Fair perspective. But the parent isn't passive here — they're the creative director. They decide what the story is about, who the hero is, what happens. The AI does a lot of the writing, yes, but the parent is the editor: they review every page, rewrite lines, regenerate illustrations they don't like. It's closer to working with a ghostwriter than pushing a button.
Most AI content feels empty because it's made for nobody in particular. A StoryStarling book is the opposite - a parent shaping a story around their specific child's world. That's a real story. They just had help telling it.
People that take it seriously, are going to focus on the architecture, universe building, characters, and arc flow and then let the writing be done in a way. The power tools of the cognitive era are arriving.
I'm reading a 500 page sci-fi book and evaluating it, the first 275 pages are fantastic until I can feel the context collapse and it craps the bed.
Are you sure it's not just the delivery? If I want a storybook I don't want to wait 2 business days for it to print, ship, and deliver, and I'm sure most parents/guardians don't think that far ahead. The physical delivery factor turns your product into a mental burden.

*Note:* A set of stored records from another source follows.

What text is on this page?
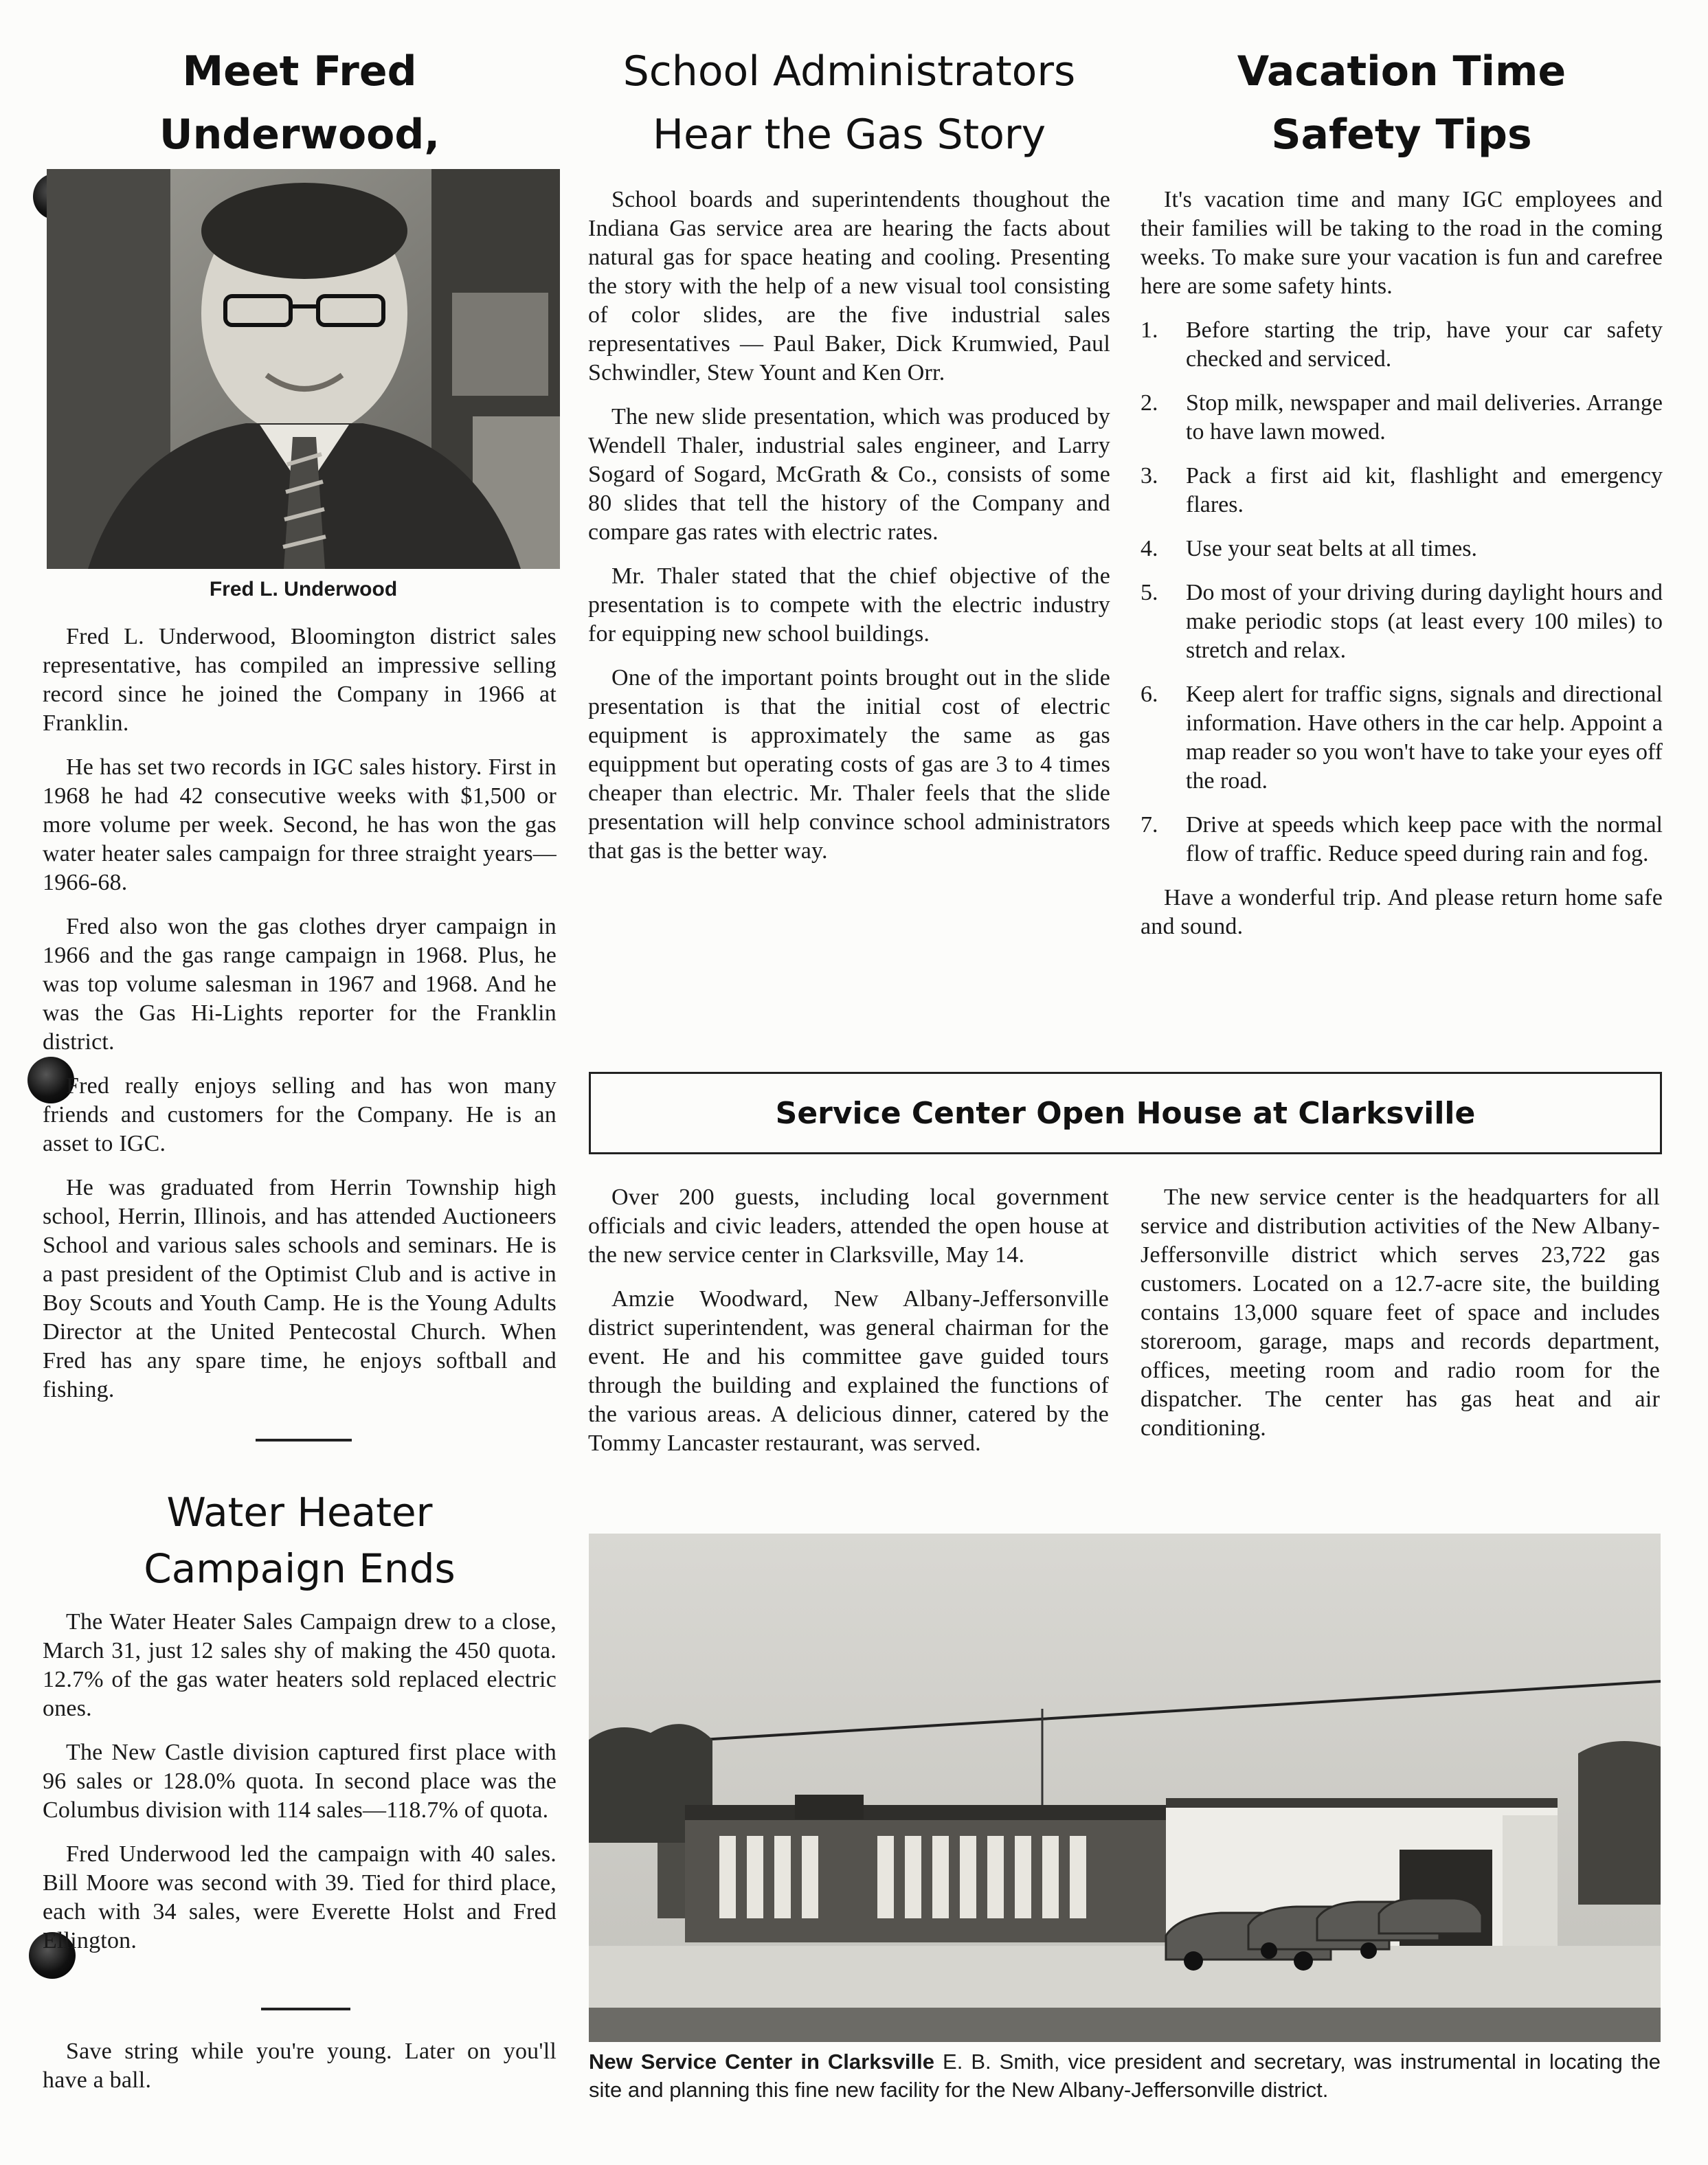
Meet Fred Underwood,

Fred L. Underwood

Fred L. Underwood, Bloomington district sales representative, has compiled an impressive selling record since he joined the Company in 1966 at Franklin.

He has set two records in IGC sales history. First in 1968 he had 42 consecutive weeks with $1,500 or more volume per week. Second, he has won the gas water heater sales campaign for three straight years—1966-68.

Fred also won the gas clothes dryer campaign in 1966 and the gas range campaign in 1968. Plus, he was top volume salesman in 1967 and 1968. And he was the Gas Hi-Lights reporter for the Franklin district.

Fred really enjoys selling and has won many friends and customers for the Company. He is an asset to IGC.

He was graduated from Herrin Township high school, Herrin, Illinois, and has attended Auctioneers School and various sales schools and seminars. He is a past president of the Optimist Club and is active in Boy Scouts and Youth Camp. He is the Young Adults Director at the United Pentecostal Church. When Fred has any spare time, he enjoys softball and fishing.

Water Heater
Campaign Ends

The Water Heater Sales Campaign drew to a close, March 31, just 12 sales shy of making the 450 quota. 12.7% of the gas water heaters sold replaced electric ones.

The New Castle division captured first place with 96 sales or 128.0% quota. In second place was the Columbus division with 114 sales—118.7% of quota.

Fred Underwood led the campaign with 40 sales. Bill Moore was second with 39. Tied for third place, each with 34 sales, were Everette Holst and Fred Ellington.

Save string while you're young. Later on you'll have a ball.

School Administrators
Hear the Gas Story

School boards and superintendents thoughout the Indiana Gas service area are hearing the facts about natural gas for space heating and cooling. Presenting the story with the help of a new visual tool consisting of color slides, are the five industrial sales representatives — Paul Baker, Dick Krumwied, Paul Schwindler, Stew Yount and Ken Orr.

The new slide presentation, which was produced by Wendell Thaler, industrial sales engineer, and Larry Sogard of Sogard, McGrath & Co., consists of some 80 slides that tell the history of the Company and compare gas rates with electric rates.

Mr. Thaler stated that the chief objective of the presentation is to compete with the electric industry for equipping new school buildings.

One of the important points brought out in the slide presentation is that the initial cost of electric equipment is approximately the same as gas equippment but operating costs of gas are 3 to 4 times cheaper than electric. Mr. Thaler feels that the slide presentation will help convince school administrators that gas is the better way.

Vacation Time
Safety Tips

It's vacation time and many IGC employees and their families will be taking to the road in the coming weeks. To make sure your vacation is fun and carefree here are some safety hints.

1. Before starting the trip, have your car safety checked and serviced.
2. Stop milk, newspaper and mail deliveries. Arrange to have lawn mowed.
3. Pack a first aid kit, flashlight and emergency flares.
4. Use your seat belts at all times.
5. Do most of your driving during daylight hours and make periodic stops (at least every 100 miles) to stretch and relax.
6. Keep alert for traffic signs, signals and directional information. Have others in the car help. Appoint a map reader so you won't have to take your eyes off the road.
7. Drive at speeds which keep pace with the normal flow of traffic. Reduce speed during rain and fog.

Have a wonderful trip. And please return home safe and sound.

Service Center Open House at Clarksville

Over 200 guests, including local government officials and civic leaders, attended the open house at the new service center in Clarksville, May 14.

Amzie Woodward, New Albany-Jeffersonville district superintendent, was general chairman for the event. He and his committee gave guided tours through the building and explained the functions of the various areas. A delicious dinner, catered by the Tommy Lancaster restaurant, was served.

The new service center is the headquarters for all service and distribution activities of the New Albany-Jeffersonville district which serves 23,722 gas customers. Located on a 12.7-acre site, the building contains 13,000 square feet of space and includes storeroom, garage, maps and records department, offices, meeting room and radio room for the dispatcher. The center has gas heat and air conditioning.

New Service Center in Clarksville E. B. Smith, vice president and secretary, was instrumental in locating the site and planning this fine new facility for the New Albany-Jeffersonville district.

If you (or Disney or Hasbro) shipped ebooks that unfolded when you tell it a prompt (in the format of "bibbidi bobbity boop tell me a story about an elephant"), then I'm sure it would fly off the shelves this Christmas. It doesn't even have to be expensive hardware; I'm sure you can build it with a Pi Zero with 2 cheap screens paired to an app on the parent's phone. But perhaps that's not the business you had in mind.
That's a fair point about friction, but we're intentionally focused on physical books - the whole idea is to get away from screens. Most parents we talk to have the opposite problem: too much digital content, not enough tangible things. A printed book that lives on the shelf, gets read at bedtime, gets dog-eared and carried around - that's the product. You're ordering it for a birthday, a holiday, a first day of school. It's not impulse content, it's a keepsake.

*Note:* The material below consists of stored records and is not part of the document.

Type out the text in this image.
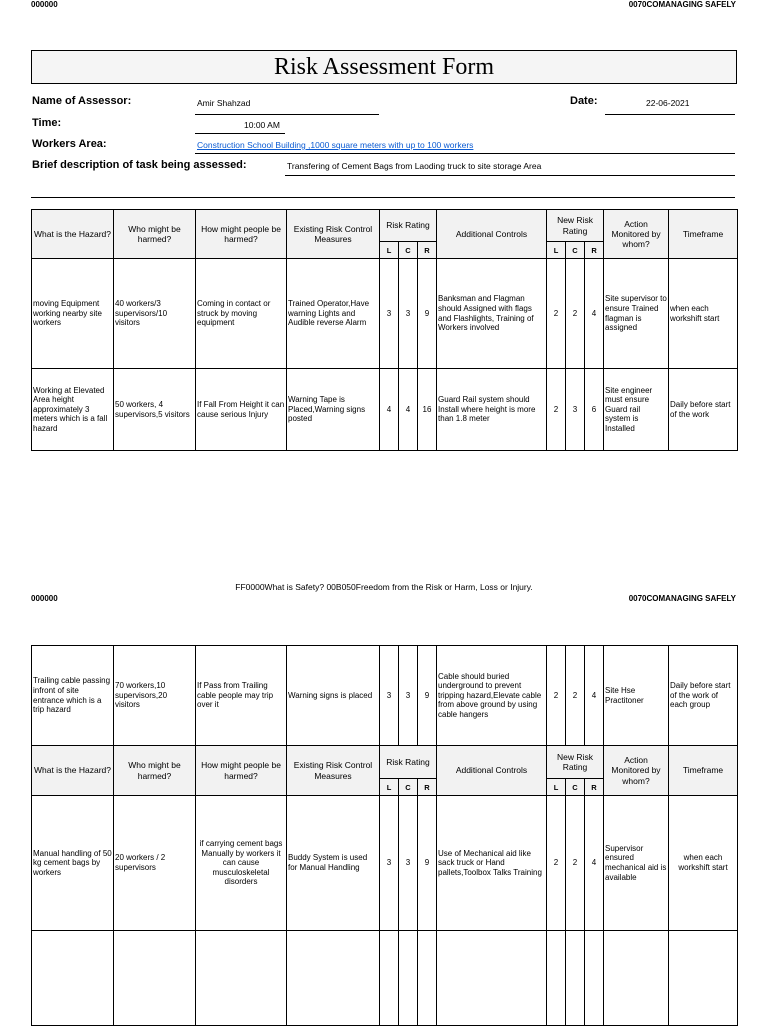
000000	0070COMANAGING SAFELY
Risk Assessment Form
Name of Assessor:	Amir Shahzad	Date:	22-06-2021
Time:	10:00 AM
Workers Area:	Construction School Building ,1000 square meters with up to 100 workers
Brief description of task being assessed:	Transfering of Cement Bags from Laoding truck to site storage Area
What is the Hazard?	Who might be harmed?	How might people be harmed?	Existing Risk Control Measures	Risk Rating			Additional Controls	New Risk Rating			Action Monitored by whom?	Timeframe
				L	C	R		L	C	R		
moving Equipment working nearby site workers	40 workers/3 supervisors/10 visitors	Coming in contact or struck by moving equipment	Trained Operator,Have warning Lights and Audible reverse Alarm	3	3	9	Banksman and Flagman should Assigned with flags and Flashlights, Training of Workers involved	2	2	4	Site supervisor to ensure Trained flagman is assigned	when each workshift start
Working at Elevated Area height approximately 3 meters which is a fall hazard	50 workers, 4 supervisors,5 visitors	If Fall From Height it can cause serious Injury	Warning Tape is Placed,Warning signs posted	4	4	16	Guard Rail system should Install where height is more than 1.8 meter	2	3	6	Site engineer must ensure Guard rail system is Installed	Daily before start of the work
FF0000What is Safety? 00B050Freedom from the Risk or Harm, Loss or Injury.
000000	0070COMANAGING SAFELY
Trailing cable passing infront of site entrance which is a trip hazard	70 workers,10 supervisors,20 visitors	If Pass from Trailing cable people may trip over it	Warning signs is placed	3	3	9	Cable should buried underground to prevent tripping hazard,Elevate cable from above ground by using cable hangers	2	2	4	Site Hse Practitoner	Daily before start of the work of each group
What is the Hazard?	Who might be harmed?	How might people be harmed?	Existing Risk Control Measures	Risk Rating			Additional Controls	New Risk Rating			Action Monitored by whom?	Timeframe
				L	C	R		L	C	R		
Manual handling of 50 kg cement bags by workers	20 workers / 2 supervisors	if carrying cement bags Manually by workers it can cause musculoskeletal disorders	Buddy System is used for Manual Handling	3	3	9	Use of Mechanical aid like sack truck or Hand pallets,Toolbox Talks Training	2	2	4	Supervisor ensured mechanical aid is available	when each workshift start
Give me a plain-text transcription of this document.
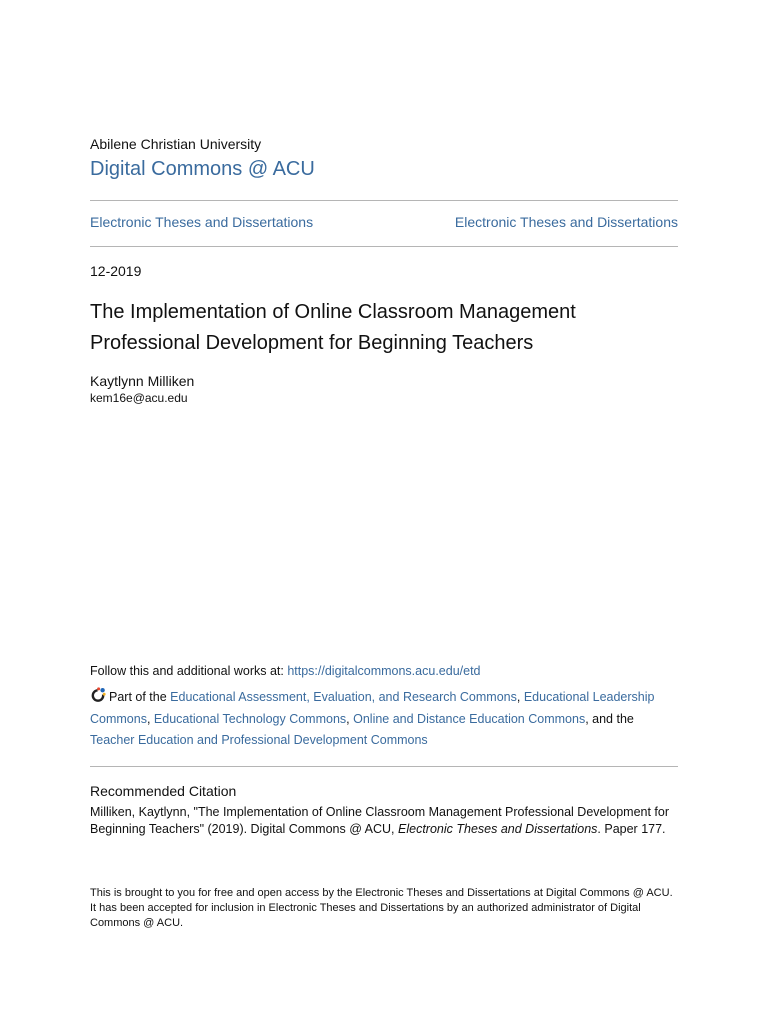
Abilene Christian University
Digital Commons @ ACU
Electronic Theses and Dissertations	Electronic Theses and Dissertations
12-2019
The Implementation of Online Classroom Management
Professional Development for Beginning Teachers
Kaytlynn Milliken
kem16e@acu.edu
Follow this and additional works at: https://digitalcommons.acu.edu/etd
Part of the Educational Assessment, Evaluation, and Research Commons, Educational Leadership Commons, Educational Technology Commons, Online and Distance Education Commons, and the
Teacher Education and Professional Development Commons
Recommended Citation
Milliken, Kaytlynn, "The Implementation of Online Classroom Management Professional Development for Beginning Teachers" (2019). Digital Commons @ ACU, Electronic Theses and Dissertations. Paper 177.
This is brought to you for free and open access by the Electronic Theses and Dissertations at Digital Commons @ ACU. It has been accepted for inclusion in Electronic Theses and Dissertations by an authorized administrator of Digital Commons @ ACU.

I'd be a little surprised that parents who want physical storybooks would actually buy AI generated ones, instead of hoping that you dig up lost manuscripts from Hans Christian Andersen or the Disney golden age. That just seems like a contradictory audience.
One of those comments was genuinely useful feedback from Argentina about localization. That alone made it worth posting. But the post was gone from page 1 in what felt like minutes.
What's interesting is this isn't a weekend vibe-coded project - it involves actual physical production, printing, and shipping. But from the outside it probably looks like "another AI wrapper," which I think is the core problem: the flood of low-effort AI projects has made people reflexively skeptical of anything that mentions generation, even when there's real infrastructure behind it.